I did my best not to rise to the bait. So what if Hytner's taken one of the sacred texts of British patriotism and turned it into a piece of left-wing agitprop? There's nothing new in that, I told myself. Michael Bogdanov staged a similar production of Henry V in the 80s in which he attacked Margaret Thatcher's Falklands campaign. In any case, Hytner's just posing as an anti-war protestor in order to provoke outrage, not because he actually believes in any of this crap. He's a professional controversialist, not a committed lefty, and if I work myself up into a state I'll just be playing his game. I held my breath and counted to ten.
But it was no good. By the end of the evening I'd been reduced to a spluttering, eye-popping rage. How dare he stage such an unpatriotic production of Henry V in the Royal National Theatre, I wanted to know? You wouldn't catch the French doing anything like that. And why attack Tony Blair when Saddam Hussein was so much worse? Why not a production of Macbeth set in Baghdad with Saddam as the Scottish tyrant? Heaven forbid that one of Britain's enemies should be attacked in our National Theatre rather than one of our leaders. To top it all, it was being staged in the Olivier. What would Laurence Olivier make of this production when his own film version was so heart-stoppingly patriotic? Spinning in his doublet, no doubt.
Even now, almost a week later, I find it difficult to write about the play without getting hot under the collar. The thing that irritates me the most isn't that Hytner decided to do something so attention-seeking, but that he imagines there's anything even vaguely newsworthy about this interpretation. In the 59 years since Olivier's film, the number of unpatriotic productions of Henry V must outweigh the patriotic ones by a ratio of ten to one. There's nothing remotely brave about yet another. Hytner isn't taking a stand against the conventional view of the play; he's expressing it. If he wanted to do something genuinely courageous, he would have staged a production of Henry V that celebrated Blair's part in overthrowing Saddam Hussein rather than condemned it. Now that would have been controversial.
It's too early to say, but it looks depressingly like Nicholas Hytner isn't going to be a patch on his predecessor as the National's artistic director. As if to confirm this, Trevor Nunn has just unveiled a superb production of The Lady From the Sea at the newly-refurbished Almeida. Starring Natasha Richardson in the title role, it's a beautifully staged version of a very well-constructed play. Nunn manages to tread a fine line between Ibsen's rather heavy-handed symbolism and his deft social comedy and is ably assisted in that regard by Tim McInnerny and Louisa Clein, two gifted comic actors. This is second only to Three Sisters as the best evening at the theatre currently available in London.

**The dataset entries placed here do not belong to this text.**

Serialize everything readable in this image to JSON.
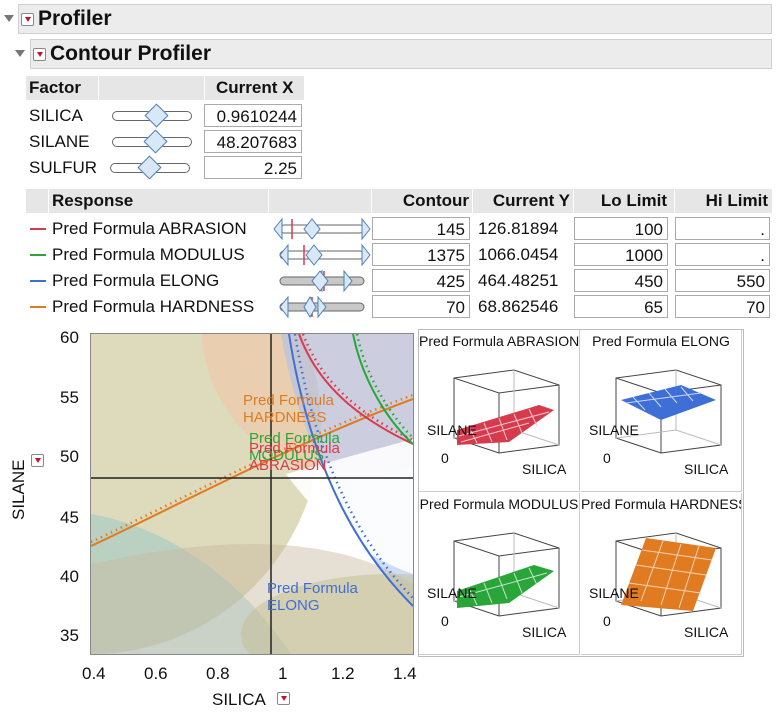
{
  "profiler": {
    "title": "Profiler"
  },
  "contour_profiler": {
    "title": "Contour Profiler"
  },
  "factor_table": {
    "headers": [
      "Factor",
      "Current X"
    ],
    "rows": [
      {
        "name": "SILICA",
        "current_x": "0.9610244",
        "slider": 0.56
      },
      {
        "name": "SILANE",
        "current_x": "48.207683",
        "slider": 0.55
      },
      {
        "name": "SULFUR",
        "current_x": "2.25",
        "slider": 0.5
      }
    ]
  },
  "response_table": {
    "headers": [
      "Response",
      "Contour",
      "Current Y",
      "Lo Limit",
      "Hi Limit"
    ],
    "rows": [
      {
        "name": "Pred Formula ABRASION",
        "color": "#d63b4d",
        "contour": "145",
        "current_y": "126.81894",
        "lo": "100",
        "hi": "."
      },
      {
        "name": "Pred Formula MODULUS",
        "color": "#2aa53a",
        "contour": "1375",
        "current_y": "1066.0454",
        "lo": "1000",
        "hi": "."
      },
      {
        "name": "Pred Formula ELONG",
        "color": "#3e6fd6",
        "contour": "425",
        "current_y": "464.48251",
        "lo": "450",
        "hi": "550"
      },
      {
        "name": "Pred Formula HARDNESS",
        "color": "#e07b22",
        "contour": "70",
        "current_y": "68.862546",
        "lo": "65",
        "hi": "70"
      }
    ]
  },
  "contour_plot": {
    "x_label": "SILICA",
    "y_label": "SILANE",
    "x_ticks": [
      "0.4",
      "0.6",
      "0.8",
      "1",
      "1.2",
      "1.4"
    ],
    "y_ticks": [
      "35",
      "40",
      "45",
      "50",
      "55",
      "60"
    ],
    "curve_labels": {
      "hardness": "Pred Formula HARDNESS",
      "modulus": "Pred Formula MODULUS",
      "abrasion": "Pred Formula ABRASION",
      "elong": "Pred Formula ELONG"
    }
  },
  "surface_plots": [
    {
      "title": "Pred Formula ABRASION",
      "x": "SILICA",
      "y": "SILANE",
      "z0": "0",
      "color": "#d63b4d"
    },
    {
      "title": "Pred Formula ELONG",
      "x": "SILICA",
      "y": "SILANE",
      "z0": "0",
      "color": "#3e6fd6"
    },
    {
      "title": "Pred Formula MODULUS",
      "x": "SILICA",
      "y": "SILANE",
      "z0": "0",
      "color": "#2aa53a"
    },
    {
      "title": "Pred Formula HARDNESS",
      "x": "SILICA",
      "y": "SILANE",
      "z0": "0",
      "color": "#e07b22"
    }
  ]
}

My one reservation is Natasha Richardson. She gives one of those all-out, no-holds-barred performances that some theatregoers absolutely adore, but I find a little difficult to watch. She doesn't overact, exactly, but she acts a bit too intensely, a bit too unselfconsciously. At times, it felt like too much--I never lost sight of a great actress giving a great performance, when what I wanted was for her to simply become the character. To be fair, though, by the end of the play I was completely absorbed in the drama and that was in no small part due to her.
At least Natasha Richardson takes a huge risk--she really puts herself out there-- which is more than can be said about Matthew Perry and Minnie Driver in Sexual Perversity in Chicago. The most striking thing about this production of what must be David Mamet's most feeble play is just how well-protected the two stars are. First of all, they're cast in the two secondary roles, the leads being played by Hank Azaria and Kelly Reilly. Secondly, for roughly 50% of the time they're protected from the audience by a sliding metal shield. The play consists of a series of very short scenes--it lasts about an hour and twenty minutes--and the shield snaps shut between each one. It's as if the two heartthrobs are so terrified of being mobbed by their fans, they can't risk exposing themselves to the audience for more than 30 seconds at a time. With so little to do, and with so little time to do it in, it's a wonder they didn't just stay in Hollywood.